Oh –but we are going to build a few submarines at great cost instead of buying off-the-shelf from the USA. Sure jobs are being created but perhaps savings should have been used for more patrol boats also being built in South Australia.
An intellectual desert talking recently on the ABC said no worries – ten percent of the workforce is engaged in manufacturing. Well how so? Simply change the definition of manufacturing to include drawing of plans and electronic design etc. It’s just too bad that the hundreds of workers that have lost jobs in or connected to car manufacture are not skilled in paper work etc. Now wonder Australia is up s…t creek.
It is becoming increasingly difficult to identify where strong economic growth is going to come from to reduce the real level of unemployment remembering the official figures are a nonsense based on a dumb telephone survey (for a some weeks the Raff had to participate in one such survey – what a lot of bollocks).
As many would say it is what it is. The Raff reckons that at the next Federal election the protest vote against Liberal and Labour will be significant with legions turning to minor parties. It seems likely that never again will Liberal or Labor win power in their own right – crikey what a mess the country has become. The Raff’s remembers the golden years of the 1960s though to the mid-1970 – yep the Raff’s generation saw the best of times.
Some of Henry’s readers might remember that yonks ago The Raff wrote a note on the correlation between total World Trade (imports + exports) versus a commodity price index. What the picture presented at the time was up to 2002 the two series were visually well correlated. In 2002 China’s economy took off like a Saturn 5 Rocket and likewise so did World Trade. This is entirely as should be expected except that commodity prices lagged by 12-18 months and then shot up likewise.

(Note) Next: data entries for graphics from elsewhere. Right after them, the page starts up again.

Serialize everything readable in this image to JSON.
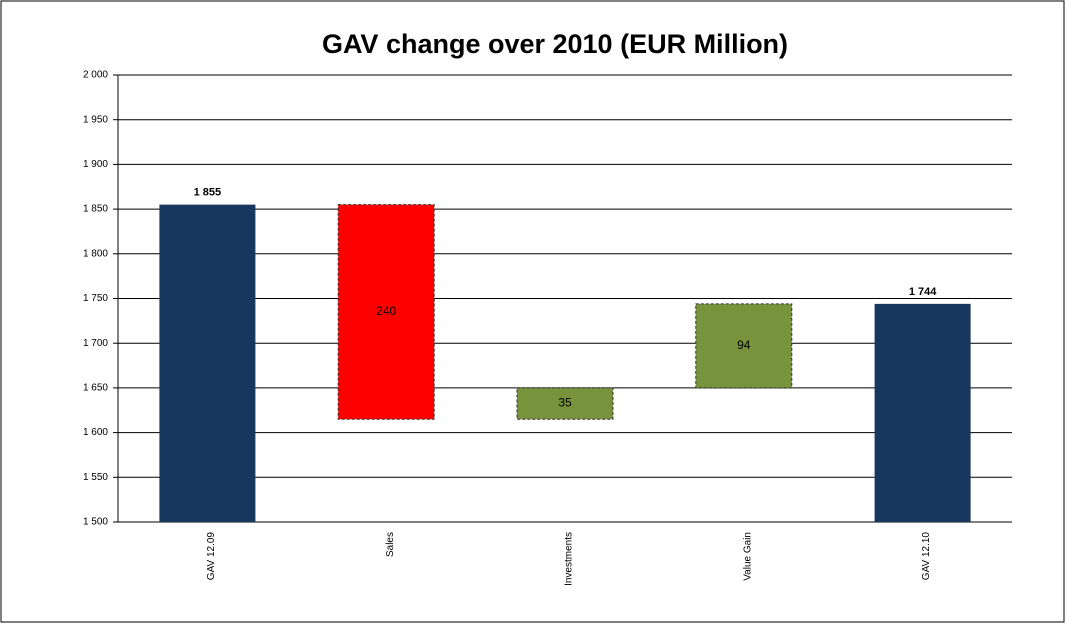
{
  "chart_data": {
    "type": "waterfall",
    "title": "GAV change over 2010 (EUR Million)",
    "categories": [
      "GAV 12.09",
      "Sales",
      "Investments",
      "Value Gain",
      "GAV 12.10"
    ],
    "values": [
      1855,
      -240,
      35,
      94,
      1744
    ],
    "value_labels": [
      "1 855",
      "240",
      "35",
      "94",
      "1 744"
    ],
    "measure": [
      "total",
      "relative",
      "relative",
      "relative",
      "total"
    ],
    "colors": [
      "#17375e",
      "#ff0000",
      "#77933c",
      "#77933c",
      "#17375e"
    ],
    "ylim": [
      1500,
      2000
    ],
    "yticks": [
      {
        "value": 1500,
        "label": "1 500"
      },
      {
        "value": 1550,
        "label": "1 550"
      },
      {
        "value": 1600,
        "label": "1 600"
      },
      {
        "value": 1650,
        "label": "1 650"
      },
      {
        "value": 1700,
        "label": "1 700"
      },
      {
        "value": 1750,
        "label": "1 750"
      },
      {
        "value": 1800,
        "label": "1 800"
      },
      {
        "value": 1850,
        "label": "1 850"
      },
      {
        "value": 1900,
        "label": "1 900"
      },
      {
        "value": 1950,
        "label": "1 950"
      },
      {
        "value": 2000,
        "label": "2 000"
      }
    ],
    "grid": true
  }
}
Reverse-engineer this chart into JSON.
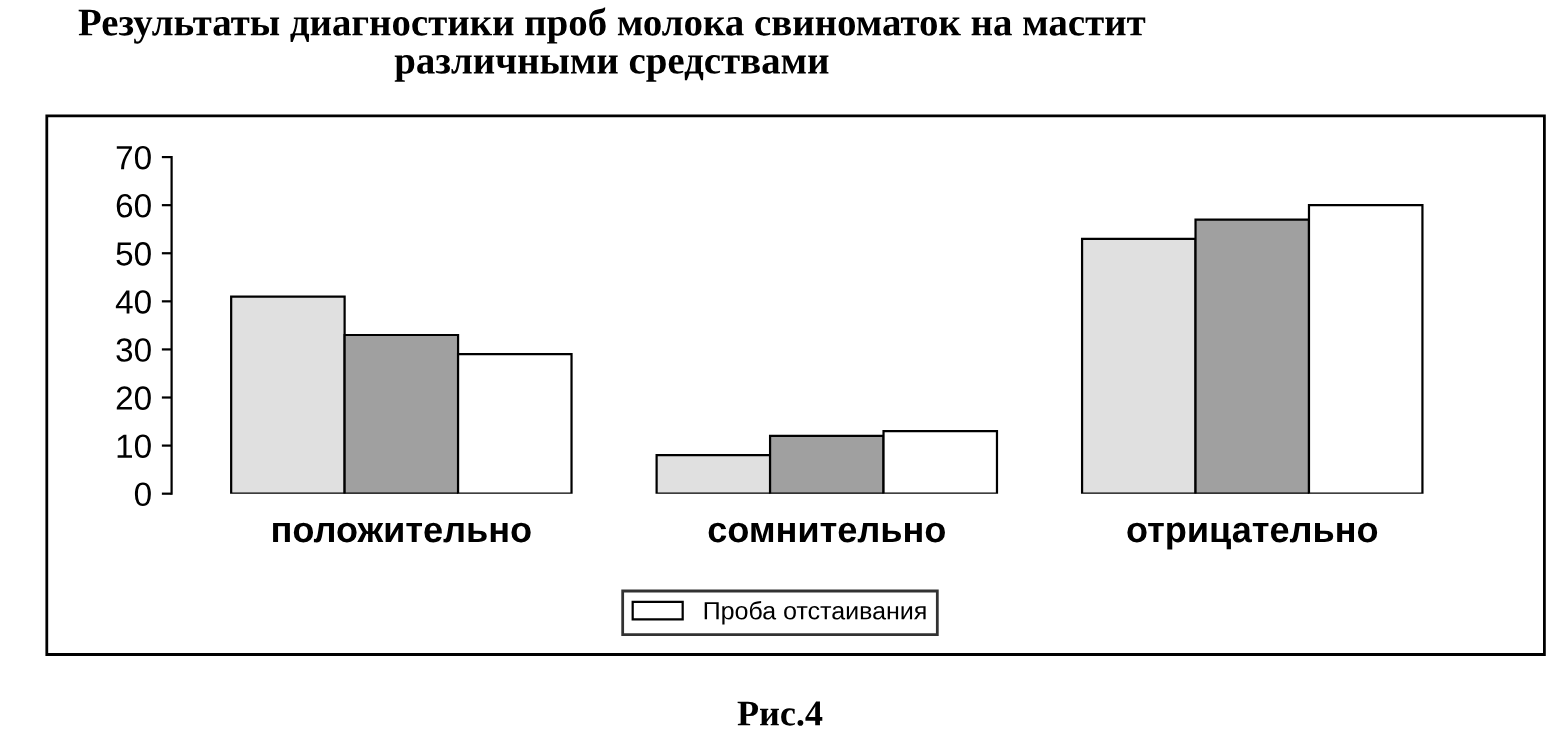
{
  "chart_data": {
    "type": "bar",
    "title": "Результаты диагностики проб молока свиноматок на мастит\nразличными средствами",
    "categories": [
      "положительно",
      "сомнительно",
      "отрицательно"
    ],
    "series": [
      {
        "color": "#e0e0e0",
        "values": [
          41,
          8,
          53
        ]
      },
      {
        "color": "#a0a0a0",
        "values": [
          33,
          12,
          57
        ]
      },
      {
        "name": "Проба отстаивания",
        "color": "#ffffff",
        "values": [
          29,
          13,
          60
        ]
      }
    ],
    "ylim": [
      0,
      70
    ],
    "yticks": [
      0,
      10,
      20,
      30,
      40,
      50,
      60,
      70
    ],
    "grid": false,
    "legend": "bottom",
    "annotations": [
      "Рис.4"
    ]
  }
}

It’s now nearly 40 years since The Raff has kept tabs on economic cycles and in that time he has seen a bewildering number of charts showing this and that correlations more numerous than ants in the pantry. But when it comes to commodities as a basket, there is nothing better than trends in World Trade, as the best indicator topredict the direction of basket commodity prices– this is simply because in the main, they are demand driven. Surprise, surprise: perhaps on of Henry’s readers might let The Raff know when if ever a broker type analyst has compared trade with prices. In all the years as a mining portfolio manager no such work was evidenced.
In July 2017 the World Trade Organisation started publishing a new WORLD TRADE OUTLOOK INDICATOR or WTI. The next two pictures show the WTI for July 2017 and the WTI for November 2017 including an outlook for 4Q 2017.
FIGURE 2: WTI – July 2017
FIGURE 3: - November 2017.
Ok, so the outlook for trade was slowing in 4Q 2017. In past booms World Trade has recorded y/y growth of +10%, reversing in downturns by the same or worse. For a host of reasons World Trade will not see the sorts of growth phases between 2002 and 2009. The interesting metric is the 3.2% increase from the figure published in July versus November. It’s probably just a coincident but 6-7% increase in WTI would match closely China’s reported GDP increase of 6.9% for CY 2017.
Assuming copper as a bellwether indicator of industrial health and strength of the USD, it’s worth noting that price is falling back and LME inventory increasing a tad.
FIGURE 4: LME 1-Year Copper Price.
FIGURE 5: LME 1-Year Inventory.
The mega miners like BHP and RIO have performed pretty well of late. Should World Trade continue to advance then leading resource stocks should continue to outperform the likes of the banks. The Raff will endeavour to keep Henry’s readers abreast of any changes in trade. The Raff admits to being somewhat tardy of late with contributions to Henry because he has accepted a wonderful opportunity to complete a PhD at UNSW over the next three and a half years. Since 1969 the sapphire deposits in Central Queensland, some 250km west of Rockhampton, continue to be of great interest – a thesis looking at the origins of the occurrences of these coloured gems is underway.
The Raff trusts that all of Henry’s readers have a healthy and successful 2018.